They called the settlement outside Prieska "the lung location." In the 1960s, Cape Asbestos Company relocated widows of dead miners to Marydale, and the cluster of houses became known by the medical condition its residents shared. The women's husbands had worked at Koegas, a crocidolite mine 44 miles northwest of Prieska that grew from unprofitable beginnings in 1893 to become the largest blue asbestos mine in the world. By the time it closed in 1979, it had shaped the geology of a legal precedent as deeply as it had scarred the landscape.
The geology at Koegas is distinctive. Asbestos fibers run vertically through bands of ironstone rock, and intense geological folding along normal and reverse faults has stacked multiple bands atop one another in the Westerberg deposit, creating an unusually concentrated ore body. Nine reefs are present, with the overall deposit measuring 150 feet thick. The fibers are blue because of their iron protoxide content, and they are notably stronger than the white chrysotile asbestos found elsewhere. This combination of quality and concentration made Koegas valuable. It also made it deadly. Crocidolite, or blue asbestos, is the most hazardous form of the mineral, its fine needle-like fibers penetrating deep into lung tissue where the body cannot break them down.
Cape Asbestos Company Limited opened the mine in 1893, but early operations were small-scale and unprofitable. The mine produced nothing at all in 1903. When production resumed in 1907, it turned a modest profit of 6,900 pounds. The First World War transformed the operation: demand for asbestos insulation soared, and Koegas expanded rapidly. The Great Depression brought another downturn, but the Second World War and the post-war economic boom pushed production to new heights. At its peak, up to 5,000 miners worked the site, drawing labor from Prieska, Griquatown, and as far away as Botswana, Zimbabwe, and Malawi. By 1977, South Africa was the world's third-largest asbestos supplier, extracting 380,000 long tons that year.

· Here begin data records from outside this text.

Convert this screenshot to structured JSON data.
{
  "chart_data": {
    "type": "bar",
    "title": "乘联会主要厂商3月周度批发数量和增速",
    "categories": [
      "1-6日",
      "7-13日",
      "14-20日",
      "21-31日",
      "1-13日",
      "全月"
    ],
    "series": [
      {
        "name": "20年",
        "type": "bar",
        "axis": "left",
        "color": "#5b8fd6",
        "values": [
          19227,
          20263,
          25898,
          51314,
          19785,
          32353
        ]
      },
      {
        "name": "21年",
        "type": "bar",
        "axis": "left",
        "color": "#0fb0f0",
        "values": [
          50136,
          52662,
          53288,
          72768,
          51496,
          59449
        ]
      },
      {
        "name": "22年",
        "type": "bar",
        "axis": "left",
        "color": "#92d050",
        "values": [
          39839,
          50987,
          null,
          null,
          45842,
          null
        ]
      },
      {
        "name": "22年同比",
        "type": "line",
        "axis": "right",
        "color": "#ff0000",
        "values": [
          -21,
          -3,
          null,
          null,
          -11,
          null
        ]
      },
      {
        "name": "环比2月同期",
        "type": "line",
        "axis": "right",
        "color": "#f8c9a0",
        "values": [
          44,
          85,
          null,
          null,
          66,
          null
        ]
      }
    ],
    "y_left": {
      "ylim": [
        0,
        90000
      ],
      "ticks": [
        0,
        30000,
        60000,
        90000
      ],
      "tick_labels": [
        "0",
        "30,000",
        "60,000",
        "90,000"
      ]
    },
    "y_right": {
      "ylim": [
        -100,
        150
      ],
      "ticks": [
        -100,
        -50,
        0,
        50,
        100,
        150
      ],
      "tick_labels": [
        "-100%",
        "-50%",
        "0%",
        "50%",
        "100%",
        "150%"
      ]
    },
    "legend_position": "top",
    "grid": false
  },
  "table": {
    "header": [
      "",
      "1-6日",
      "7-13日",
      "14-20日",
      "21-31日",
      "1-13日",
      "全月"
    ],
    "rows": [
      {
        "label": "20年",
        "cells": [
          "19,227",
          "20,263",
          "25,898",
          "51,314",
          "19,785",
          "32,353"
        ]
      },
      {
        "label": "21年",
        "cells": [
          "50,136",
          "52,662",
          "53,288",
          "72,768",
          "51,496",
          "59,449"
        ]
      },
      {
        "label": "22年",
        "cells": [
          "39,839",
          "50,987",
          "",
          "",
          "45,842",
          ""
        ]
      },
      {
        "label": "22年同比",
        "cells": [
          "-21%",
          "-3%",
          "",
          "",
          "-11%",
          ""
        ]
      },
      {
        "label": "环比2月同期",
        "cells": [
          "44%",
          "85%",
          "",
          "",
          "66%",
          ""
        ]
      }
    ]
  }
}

The underground workforce was male, but women and children were employed above ground to break asbestos into fibers by hand and sort them into grades. Mine inspectors raised safety concerns throughout the operation's history. Housing, sanitation, and medical facilities were consistently judged substandard. When inspectors demanded improvements, mine directors refused, claiming the deposits would be exhausted within a decade -- an excuse they repeated for decades. In 1962, the South African Pneumoconiosis Research Unit published a report documenting high levels of mesothelioma in Prieska, but the asbestos industry suppressed the findings. Scurvy and tuberculosis epidemics swept the mine. Workers who fell ill with asbestosis often remained on site, and many died there. The company's response was to move their widows to Marydale.
In 1998, former workers and their families filed suit against Cape Plc in the English High Court. Cape argued that because the mine had been owned by its South African subsidiary, the case belonged in South African courts. The matter climbed to the House of Lords, then Britain's highest court of appeal. In the landmark ruling Lubbe v Cape plc, the law lords held that a British parent company owed a duty of care to employees of its overseas subsidiaries and allowed the case to proceed in England. Cape eventually settled out of court, paying 21 million pounds to claimants who had suffered illness from the mine's operations. The ruling established a precedent that resonated far beyond asbestos law, affirming that multinational corporations could not shield themselves from liability by routing operations through foreign subsidiaries.
The South African government began cleaning up the Koegas site in 2007. Tailings have been sown with grass and fenced off. The most accessible asbestos has been removed. But the mine's legacy is woven into Prieska itself. Streets in the town were paved with asphalt containing asbestos. Buildings were constructed with asbestos cement walls and roofs. In 1985, Prieska was declared a dust control town, requiring the waste piles to be covered with soil -- an acknowledgment that the mineral that had driven the local economy for nearly a century was poisoning the community that depended on it. From the air, the site is unremarkable: fenced ground, reseeded earth, the faint geometry of roads that once carried trucks loaded with blue fiber. The ordinariness is the point. The damage was never visible from a distance.
Located at 29.30S, 22.35E in the Northern Cape, South Africa, approximately 44 miles northwest of Prieska. The former mine site is now remediated and may be difficult to distinguish from surrounding terrain. Nearest significant airport is Upington (FAUP), approximately 300 km to the northwest. The town of Prieska (with its own small airstrip) is the nearest settlement. The site is in flat, semi-arid Karoo terrain.